Sarà di stanza a Roma, anche se preannuncia una sorta di pendolarismo con Seattle dove risiede la sua famiglia – pendolarismo al quale per altro dichiara di essere ben abituato -, e si dice convinto di poter portare parte della sua esperienza maturata nei sedici anni di Amazon, oltre a quelli precedentemente spesi in Apple, al servizio del Paese nel quale è nato e vissuto per 40 anni.
Nella nota con la quale Amazon ha presentato la notizia sul proprio sito, Piacentini dichiara che la prima lezione che vuol portare in Italia è il “Mai dire non funzionerà mai”.
Lo disse quando Jeff Bezos gli sottopose il progetto Kindle ed è chiaro che il tempo gli ha dato del tutto torto.
La seconda lezione che intende portare con sé in Italia è la necessità di una ferrea organizzazione quando si tratta di grandi idee o progetti. Ci vogliono pensiero innovativo, trasparenza, autocritica, visione di lungo termine, sostiene: “Mai farsi ossessionare dai risultati di breve termine. E soprattutto, mettere sempre il cliente al primo posto”.

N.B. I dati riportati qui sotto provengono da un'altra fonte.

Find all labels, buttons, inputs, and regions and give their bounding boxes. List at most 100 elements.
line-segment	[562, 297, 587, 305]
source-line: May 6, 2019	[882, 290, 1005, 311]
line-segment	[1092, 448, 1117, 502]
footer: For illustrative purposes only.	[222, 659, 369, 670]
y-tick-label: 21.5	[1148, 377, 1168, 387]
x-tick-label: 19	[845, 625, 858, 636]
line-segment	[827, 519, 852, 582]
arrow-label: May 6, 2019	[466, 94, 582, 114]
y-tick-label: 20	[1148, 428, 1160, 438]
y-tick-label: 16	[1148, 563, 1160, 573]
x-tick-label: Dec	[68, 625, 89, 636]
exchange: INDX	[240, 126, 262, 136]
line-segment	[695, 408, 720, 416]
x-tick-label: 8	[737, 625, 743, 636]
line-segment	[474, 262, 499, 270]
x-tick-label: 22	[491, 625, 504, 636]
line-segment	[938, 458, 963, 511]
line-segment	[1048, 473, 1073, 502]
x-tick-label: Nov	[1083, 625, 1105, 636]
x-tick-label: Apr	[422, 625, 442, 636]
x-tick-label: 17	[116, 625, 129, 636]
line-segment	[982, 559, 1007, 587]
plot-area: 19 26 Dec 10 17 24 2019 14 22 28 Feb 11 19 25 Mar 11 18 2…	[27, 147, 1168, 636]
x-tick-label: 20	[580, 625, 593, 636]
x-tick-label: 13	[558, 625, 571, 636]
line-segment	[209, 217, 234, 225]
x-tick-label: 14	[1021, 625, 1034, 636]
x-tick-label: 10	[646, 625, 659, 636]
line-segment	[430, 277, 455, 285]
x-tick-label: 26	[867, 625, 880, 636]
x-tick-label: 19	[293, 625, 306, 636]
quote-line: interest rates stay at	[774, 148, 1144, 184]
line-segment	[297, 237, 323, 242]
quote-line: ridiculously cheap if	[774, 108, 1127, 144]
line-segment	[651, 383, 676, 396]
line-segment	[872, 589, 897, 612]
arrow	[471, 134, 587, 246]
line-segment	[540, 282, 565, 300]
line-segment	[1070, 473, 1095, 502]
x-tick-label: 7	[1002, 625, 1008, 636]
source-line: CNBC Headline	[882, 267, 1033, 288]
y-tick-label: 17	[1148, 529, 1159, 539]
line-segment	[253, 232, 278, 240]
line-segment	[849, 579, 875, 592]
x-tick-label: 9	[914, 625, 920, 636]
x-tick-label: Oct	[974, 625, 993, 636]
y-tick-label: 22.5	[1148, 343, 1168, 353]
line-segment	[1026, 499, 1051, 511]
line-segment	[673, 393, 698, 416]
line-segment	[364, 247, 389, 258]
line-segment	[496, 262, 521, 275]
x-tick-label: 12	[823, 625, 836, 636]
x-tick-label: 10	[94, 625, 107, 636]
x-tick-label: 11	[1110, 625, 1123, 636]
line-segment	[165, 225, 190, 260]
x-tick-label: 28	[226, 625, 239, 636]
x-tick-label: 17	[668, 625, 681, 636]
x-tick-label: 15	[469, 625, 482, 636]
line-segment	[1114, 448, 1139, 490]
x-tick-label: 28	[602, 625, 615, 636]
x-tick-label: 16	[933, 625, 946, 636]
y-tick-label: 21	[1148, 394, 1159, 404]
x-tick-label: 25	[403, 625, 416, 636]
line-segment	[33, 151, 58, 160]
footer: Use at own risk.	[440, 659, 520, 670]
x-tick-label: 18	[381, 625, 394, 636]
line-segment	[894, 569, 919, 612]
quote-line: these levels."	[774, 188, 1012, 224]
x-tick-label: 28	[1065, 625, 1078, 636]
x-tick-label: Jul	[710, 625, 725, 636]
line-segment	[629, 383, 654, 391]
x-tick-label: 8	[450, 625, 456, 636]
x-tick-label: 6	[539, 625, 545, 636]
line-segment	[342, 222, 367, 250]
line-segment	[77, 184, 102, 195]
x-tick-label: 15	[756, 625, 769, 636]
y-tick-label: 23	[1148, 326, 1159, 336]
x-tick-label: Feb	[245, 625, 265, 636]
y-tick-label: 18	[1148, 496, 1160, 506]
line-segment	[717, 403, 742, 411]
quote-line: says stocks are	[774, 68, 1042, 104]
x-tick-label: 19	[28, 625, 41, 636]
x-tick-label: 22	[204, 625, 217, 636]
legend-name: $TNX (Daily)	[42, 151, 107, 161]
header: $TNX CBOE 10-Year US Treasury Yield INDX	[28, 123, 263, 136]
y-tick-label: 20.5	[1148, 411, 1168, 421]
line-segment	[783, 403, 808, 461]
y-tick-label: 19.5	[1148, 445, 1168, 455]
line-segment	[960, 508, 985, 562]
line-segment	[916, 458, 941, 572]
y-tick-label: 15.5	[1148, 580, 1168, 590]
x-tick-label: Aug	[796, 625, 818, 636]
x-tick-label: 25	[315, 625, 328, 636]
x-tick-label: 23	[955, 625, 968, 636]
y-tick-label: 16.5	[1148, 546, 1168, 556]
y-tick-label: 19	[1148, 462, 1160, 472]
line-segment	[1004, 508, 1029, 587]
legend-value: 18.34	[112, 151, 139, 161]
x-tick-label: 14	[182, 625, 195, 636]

Il progetto segreto di Steve Kessel

Diego Piacentini non è rara avis nella storia di Amazon.
Un periodo sabbatico di due anni fu concesso nel 2012 a Steve Kessel: allora lavorava da oltre 10 anni in Amazon ed era il braccio desto di Jeff Bezos. Kessel, Vice President Worldwide Digital Media era l’uomo dietro il successo del Kindle, non certo una figura di secondo piano.
Torna due anni dopo e con lui rientra in azienda anche Jennifer Cast, protagonista degli albori di Amazon, poi fuoriuscita dall’azienda per perseguire progetti di vita e sociali legati in particolare al riconoscimento del matrimonio gay nello stato di Washington.
A lei viene affidato il ruolo di vicepresidente della divisione Amazon Books, a lui un progetto segreto, anzi segretissimo.
La prima mossa si gioca nel nel mese di novembre dello scorso anno: è la prima libreria fisica di Amazon.
Ed è in quel momento che il progetto viene alla luce, per lo meno nella sua denominazione: Amazon Store.

Un negozio liquido?

Ci si domanda se Amazon abbia intenzione di ampliarlo e le speculazioni fanno in fretta ad esplodere, soprattutto quanto un poco accorto gestore di centri commerciali ventila l’ipotesi di aperture diffuse: centinaia di punti di vendita fisici per l’emblema dell’ecommerce mondiale.
Ma la cosa potrebbe non fermarsi qui.
Perché al progetto Amazon Store non partecipano solo Kessel e Cast, ma una lunga schiera di manager di lungo corso, a cominciare da Dilip Kumar, dodici anni in Amazon, technical advisor di Jeff Bezos o ancora Gianna Puerini, VP Product Management & User Experience.
Uomini e donne troppo legati a Jeff Bezos perché il progetto Amazon Store sia “solo” un prgetto di una catena di librerie.
E poi c’è quel brevetto, “Transitioning items from a materials handling facility”, depositato un anno fa.
Ed ecco che si fa strada l’ipotesi di un nuovo modello di punto di vendita, senza casse, senza scanner, ma nel quale tutto ruota intorno al riconoscimento del cliente e della costruzione della sua storia.
Un negozio liquido, chissà.
E se questo è il frutto di due anni sabbatici, forse, anche questa volta, Jeff Bezos ha tutte le ragioni per concederli.